Procès et condamnation

Le procès de Patrick Trémeau s’ouvre en octobre 1998 dans la quasi indifférence générale : en effet aucun journaliste n’est présent pour couvrir cet événement malgré le nombre impressionnant de victimes (13). Elles se rencontrent au tribunal et se reconnaissent tout de suite, comme si elles s’étaient toujours connues.
Il y a une solidarité entre elles, car elles ont vécu les mêmes horreurs. La dernière victime n’est pas avertie de la tenue du procès, elle n’a pas pu se constituer partie civile. Gladys ne sera jamais indemnisée. À l’issue du procès, Patrick Trémeau est condamné à 16 ans de réclusion criminelle assortie d’une peine de sûreté de 8 ans.

Détention et libération

Au cours des années qui suivent sa condamnation, Patrick Trémeau demande à plusieurs reprises sa remise en liberté, en vain.
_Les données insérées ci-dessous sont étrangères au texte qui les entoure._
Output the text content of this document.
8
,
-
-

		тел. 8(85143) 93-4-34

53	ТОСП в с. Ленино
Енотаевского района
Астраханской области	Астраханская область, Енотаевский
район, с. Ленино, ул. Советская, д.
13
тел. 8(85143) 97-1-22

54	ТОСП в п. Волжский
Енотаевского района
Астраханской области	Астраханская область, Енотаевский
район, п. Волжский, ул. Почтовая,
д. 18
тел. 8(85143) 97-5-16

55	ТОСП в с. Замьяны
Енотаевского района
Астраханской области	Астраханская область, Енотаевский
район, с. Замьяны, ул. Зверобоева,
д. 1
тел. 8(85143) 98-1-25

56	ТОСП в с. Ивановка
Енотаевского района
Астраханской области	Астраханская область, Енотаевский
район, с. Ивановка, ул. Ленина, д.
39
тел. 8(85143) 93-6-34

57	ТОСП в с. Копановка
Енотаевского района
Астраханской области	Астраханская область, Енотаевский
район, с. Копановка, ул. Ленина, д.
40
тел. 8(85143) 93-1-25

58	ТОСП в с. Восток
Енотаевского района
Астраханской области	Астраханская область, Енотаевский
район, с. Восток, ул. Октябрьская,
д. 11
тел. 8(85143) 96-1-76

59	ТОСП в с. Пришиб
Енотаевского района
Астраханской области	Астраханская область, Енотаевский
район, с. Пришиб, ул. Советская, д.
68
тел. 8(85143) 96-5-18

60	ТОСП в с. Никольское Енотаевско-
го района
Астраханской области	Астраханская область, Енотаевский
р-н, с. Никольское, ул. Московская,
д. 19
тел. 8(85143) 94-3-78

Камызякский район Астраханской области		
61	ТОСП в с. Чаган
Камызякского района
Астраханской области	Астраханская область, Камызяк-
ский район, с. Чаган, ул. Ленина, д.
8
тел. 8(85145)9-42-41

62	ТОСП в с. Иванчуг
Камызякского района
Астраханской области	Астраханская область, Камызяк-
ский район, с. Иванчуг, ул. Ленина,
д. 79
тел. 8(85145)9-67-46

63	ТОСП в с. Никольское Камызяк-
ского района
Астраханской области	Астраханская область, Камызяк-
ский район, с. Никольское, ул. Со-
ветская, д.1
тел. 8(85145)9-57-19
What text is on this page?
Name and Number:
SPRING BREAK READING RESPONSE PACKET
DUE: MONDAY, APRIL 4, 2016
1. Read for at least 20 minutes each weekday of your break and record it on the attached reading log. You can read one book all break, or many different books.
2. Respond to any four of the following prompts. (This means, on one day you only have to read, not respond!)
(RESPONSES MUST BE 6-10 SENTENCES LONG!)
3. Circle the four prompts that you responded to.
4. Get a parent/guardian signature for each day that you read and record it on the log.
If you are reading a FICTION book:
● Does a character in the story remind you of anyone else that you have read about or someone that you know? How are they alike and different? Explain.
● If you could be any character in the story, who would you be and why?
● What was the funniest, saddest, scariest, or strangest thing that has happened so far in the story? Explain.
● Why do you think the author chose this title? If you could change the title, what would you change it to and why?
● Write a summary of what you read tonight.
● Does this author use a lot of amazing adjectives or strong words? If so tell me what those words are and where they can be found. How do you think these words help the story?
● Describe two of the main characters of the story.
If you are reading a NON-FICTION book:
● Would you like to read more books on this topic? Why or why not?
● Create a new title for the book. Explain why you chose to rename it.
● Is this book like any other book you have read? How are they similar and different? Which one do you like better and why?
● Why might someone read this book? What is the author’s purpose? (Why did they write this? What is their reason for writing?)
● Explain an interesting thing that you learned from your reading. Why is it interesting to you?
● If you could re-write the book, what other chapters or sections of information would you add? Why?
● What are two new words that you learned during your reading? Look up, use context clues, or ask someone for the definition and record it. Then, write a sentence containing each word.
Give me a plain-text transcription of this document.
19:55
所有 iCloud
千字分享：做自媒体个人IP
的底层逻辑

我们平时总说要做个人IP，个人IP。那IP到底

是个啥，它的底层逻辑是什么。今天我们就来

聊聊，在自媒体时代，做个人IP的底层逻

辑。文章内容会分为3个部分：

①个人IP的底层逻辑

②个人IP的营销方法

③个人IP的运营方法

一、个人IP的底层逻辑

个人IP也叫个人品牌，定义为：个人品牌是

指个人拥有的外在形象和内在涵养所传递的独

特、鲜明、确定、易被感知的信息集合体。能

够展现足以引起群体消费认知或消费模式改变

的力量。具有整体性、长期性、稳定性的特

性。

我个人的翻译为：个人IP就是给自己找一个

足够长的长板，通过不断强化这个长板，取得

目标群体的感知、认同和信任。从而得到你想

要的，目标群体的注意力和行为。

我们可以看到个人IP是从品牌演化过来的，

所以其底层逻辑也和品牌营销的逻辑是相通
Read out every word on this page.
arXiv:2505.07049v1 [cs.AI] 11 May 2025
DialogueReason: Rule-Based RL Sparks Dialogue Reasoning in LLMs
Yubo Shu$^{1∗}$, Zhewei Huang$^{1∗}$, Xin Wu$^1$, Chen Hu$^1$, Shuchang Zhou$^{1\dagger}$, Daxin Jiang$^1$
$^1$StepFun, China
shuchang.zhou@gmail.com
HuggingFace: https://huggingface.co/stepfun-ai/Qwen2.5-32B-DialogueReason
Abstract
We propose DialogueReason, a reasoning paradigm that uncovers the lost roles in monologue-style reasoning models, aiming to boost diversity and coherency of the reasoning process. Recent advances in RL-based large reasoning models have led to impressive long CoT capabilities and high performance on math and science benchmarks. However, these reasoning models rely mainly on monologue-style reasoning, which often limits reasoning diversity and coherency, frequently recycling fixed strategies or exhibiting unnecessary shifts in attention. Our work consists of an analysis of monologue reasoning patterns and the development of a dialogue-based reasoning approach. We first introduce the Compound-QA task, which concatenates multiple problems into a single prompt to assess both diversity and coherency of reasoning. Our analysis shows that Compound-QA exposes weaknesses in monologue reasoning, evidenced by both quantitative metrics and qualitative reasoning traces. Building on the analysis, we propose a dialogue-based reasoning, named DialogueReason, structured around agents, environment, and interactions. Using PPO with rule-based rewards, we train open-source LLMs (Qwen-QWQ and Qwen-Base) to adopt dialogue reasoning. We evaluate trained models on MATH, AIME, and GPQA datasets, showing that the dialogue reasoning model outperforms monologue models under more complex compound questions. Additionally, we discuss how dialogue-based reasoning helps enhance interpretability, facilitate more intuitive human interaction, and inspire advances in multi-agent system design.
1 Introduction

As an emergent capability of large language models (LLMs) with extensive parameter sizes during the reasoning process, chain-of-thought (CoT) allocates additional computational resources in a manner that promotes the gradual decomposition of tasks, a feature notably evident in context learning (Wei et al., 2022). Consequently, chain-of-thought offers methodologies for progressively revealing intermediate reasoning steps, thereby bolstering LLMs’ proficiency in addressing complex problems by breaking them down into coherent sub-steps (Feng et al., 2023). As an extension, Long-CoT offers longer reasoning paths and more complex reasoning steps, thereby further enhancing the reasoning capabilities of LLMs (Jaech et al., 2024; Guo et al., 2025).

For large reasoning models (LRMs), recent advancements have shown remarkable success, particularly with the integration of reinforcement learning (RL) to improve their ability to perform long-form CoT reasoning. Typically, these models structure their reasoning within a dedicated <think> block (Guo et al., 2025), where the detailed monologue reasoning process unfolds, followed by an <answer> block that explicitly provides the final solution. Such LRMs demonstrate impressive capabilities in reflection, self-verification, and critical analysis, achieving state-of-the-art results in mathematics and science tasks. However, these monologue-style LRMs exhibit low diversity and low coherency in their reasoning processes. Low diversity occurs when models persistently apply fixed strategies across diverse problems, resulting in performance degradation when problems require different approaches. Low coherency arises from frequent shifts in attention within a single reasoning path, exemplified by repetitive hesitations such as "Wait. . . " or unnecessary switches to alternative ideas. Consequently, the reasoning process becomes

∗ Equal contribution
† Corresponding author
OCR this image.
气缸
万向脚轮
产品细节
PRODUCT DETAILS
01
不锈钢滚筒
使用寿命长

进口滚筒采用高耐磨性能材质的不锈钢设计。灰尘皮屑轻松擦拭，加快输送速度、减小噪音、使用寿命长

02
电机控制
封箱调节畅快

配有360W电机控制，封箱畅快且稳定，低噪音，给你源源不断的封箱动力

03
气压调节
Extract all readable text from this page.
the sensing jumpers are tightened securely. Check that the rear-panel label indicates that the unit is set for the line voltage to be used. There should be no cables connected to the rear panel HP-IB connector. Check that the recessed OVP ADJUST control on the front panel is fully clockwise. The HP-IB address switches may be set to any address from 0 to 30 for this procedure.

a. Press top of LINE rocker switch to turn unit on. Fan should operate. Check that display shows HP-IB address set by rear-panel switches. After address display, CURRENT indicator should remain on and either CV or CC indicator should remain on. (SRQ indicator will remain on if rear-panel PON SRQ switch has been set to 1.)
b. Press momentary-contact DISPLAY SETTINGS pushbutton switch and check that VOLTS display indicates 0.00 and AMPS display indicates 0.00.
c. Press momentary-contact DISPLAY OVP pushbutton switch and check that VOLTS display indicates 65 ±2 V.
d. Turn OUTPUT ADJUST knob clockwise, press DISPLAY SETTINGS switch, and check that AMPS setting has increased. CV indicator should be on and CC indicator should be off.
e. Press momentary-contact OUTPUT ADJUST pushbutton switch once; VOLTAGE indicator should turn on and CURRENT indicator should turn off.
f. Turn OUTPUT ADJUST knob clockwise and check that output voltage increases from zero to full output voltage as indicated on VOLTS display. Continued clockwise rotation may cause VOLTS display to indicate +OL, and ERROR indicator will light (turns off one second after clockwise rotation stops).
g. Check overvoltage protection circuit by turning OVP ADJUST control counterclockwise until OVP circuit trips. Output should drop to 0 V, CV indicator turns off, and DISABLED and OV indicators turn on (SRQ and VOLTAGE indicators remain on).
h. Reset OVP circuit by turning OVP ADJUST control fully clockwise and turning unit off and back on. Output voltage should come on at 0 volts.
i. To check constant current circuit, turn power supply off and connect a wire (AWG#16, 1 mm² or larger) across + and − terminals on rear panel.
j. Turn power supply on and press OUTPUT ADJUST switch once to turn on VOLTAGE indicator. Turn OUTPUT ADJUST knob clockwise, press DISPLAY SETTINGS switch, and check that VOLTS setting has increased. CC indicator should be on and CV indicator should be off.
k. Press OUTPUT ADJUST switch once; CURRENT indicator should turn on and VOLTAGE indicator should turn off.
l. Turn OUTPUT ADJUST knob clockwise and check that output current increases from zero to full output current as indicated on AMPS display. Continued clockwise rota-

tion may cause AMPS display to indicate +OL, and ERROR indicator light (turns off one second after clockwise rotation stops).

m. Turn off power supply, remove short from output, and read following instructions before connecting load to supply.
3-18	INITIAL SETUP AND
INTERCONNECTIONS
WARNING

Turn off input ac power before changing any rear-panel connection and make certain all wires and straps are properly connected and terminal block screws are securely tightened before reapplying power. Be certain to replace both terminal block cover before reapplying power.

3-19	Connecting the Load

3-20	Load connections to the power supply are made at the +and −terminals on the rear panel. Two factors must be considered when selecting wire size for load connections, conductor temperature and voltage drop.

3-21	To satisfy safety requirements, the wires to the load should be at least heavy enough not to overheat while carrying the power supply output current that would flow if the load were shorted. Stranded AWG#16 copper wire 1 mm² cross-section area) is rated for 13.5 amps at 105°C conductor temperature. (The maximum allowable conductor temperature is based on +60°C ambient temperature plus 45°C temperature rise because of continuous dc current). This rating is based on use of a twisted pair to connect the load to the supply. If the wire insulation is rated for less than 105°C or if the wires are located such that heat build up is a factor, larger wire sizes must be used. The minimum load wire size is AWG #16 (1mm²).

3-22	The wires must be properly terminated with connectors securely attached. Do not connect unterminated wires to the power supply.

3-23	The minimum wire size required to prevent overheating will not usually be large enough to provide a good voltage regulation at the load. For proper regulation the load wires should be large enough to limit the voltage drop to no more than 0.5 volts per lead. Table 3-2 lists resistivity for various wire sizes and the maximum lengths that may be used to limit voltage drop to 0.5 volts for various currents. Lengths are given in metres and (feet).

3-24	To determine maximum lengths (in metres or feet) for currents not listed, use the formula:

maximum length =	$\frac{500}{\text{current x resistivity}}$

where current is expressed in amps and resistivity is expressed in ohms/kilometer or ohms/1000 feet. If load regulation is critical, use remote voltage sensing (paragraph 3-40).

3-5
Le 7 mai 2005 après avoir passé 10 ans en prison, Patrick Trémeau est libéré de la Prison de Melun, en fin de peine. Il est en liberté conditionnelle mais sans aucune obligation ni suivi socio-judiciaire.

Récidive et arrestation

Le 5 juin 2005 Cécile, une jeune femme de 24 ans, est agressée et violée dans le local à poubelle de son immeuble dans le 16e arrondissement de Paris. Le 20 juin 2005 une autre jeune femme est agressée dans son immeuble rue de Thionville dans le 19e arrondissement (les circonstances de cette agression restent inconnues) et une troisième jeune femme est agressée le 17 septembre 2005.
La Police Judiciaire de Paris, chargée de ces trois affaires de viols, arrive à la certitude que ces femmes ont été victimes du même violeur qui a sévi 10 ans plus tôt : Patrick Trémeau. Deux inspecteurs se rendent au domicile de la mère de Patrick Trémeau et y trouvent ce dernier. Arrêté, Patrick Trémeau avoue en pleurant mais nie avoir violé Cécile, la première victime.

Procès et condamnation

Le deuxième procès de Patrick Trémeau s’ouvre le 3 février 2009. Toutes les victimes de Trémeau y sont présentes sauf 2. Il apparait au cours du procès que Patrick Trémeau semble regretter ce qu’il a fait mais toise ses victimes. Henri Leclerc, l’avocat de Patrick Trémeau, souligne que son client est sincère quand il déclare regretter d’avoir violé toutes ces femmes ; par ailleurs Maitre Leclerc dit que Patrick Trémeau a connu une enfance difficile (les supposées violences de son beau-père à son égard, les violences également subies par le personnel des différents foyers d’institution).
Le verdict condamne Patrick Trémeau à 20 ans de réclusion criminelle (comme l’avait préconisé l’avocat général Philippe Bilger croyant à la rédemption de l’accusé et à ses regrets) assortie d’une peine de sûreté de 10 ans et d’une obligation de soin pendant et après sa libération.

Le combat de ses victimes

Marie-Ange Le Boulaire, Anne Bordier et d’autres victimes de Patrick Trémeau ont dénoncé sa libération alors qu’il n’a bénéficié d’aucun contrôle socio-judiciaire, et avaient averti qu’il récidiverait.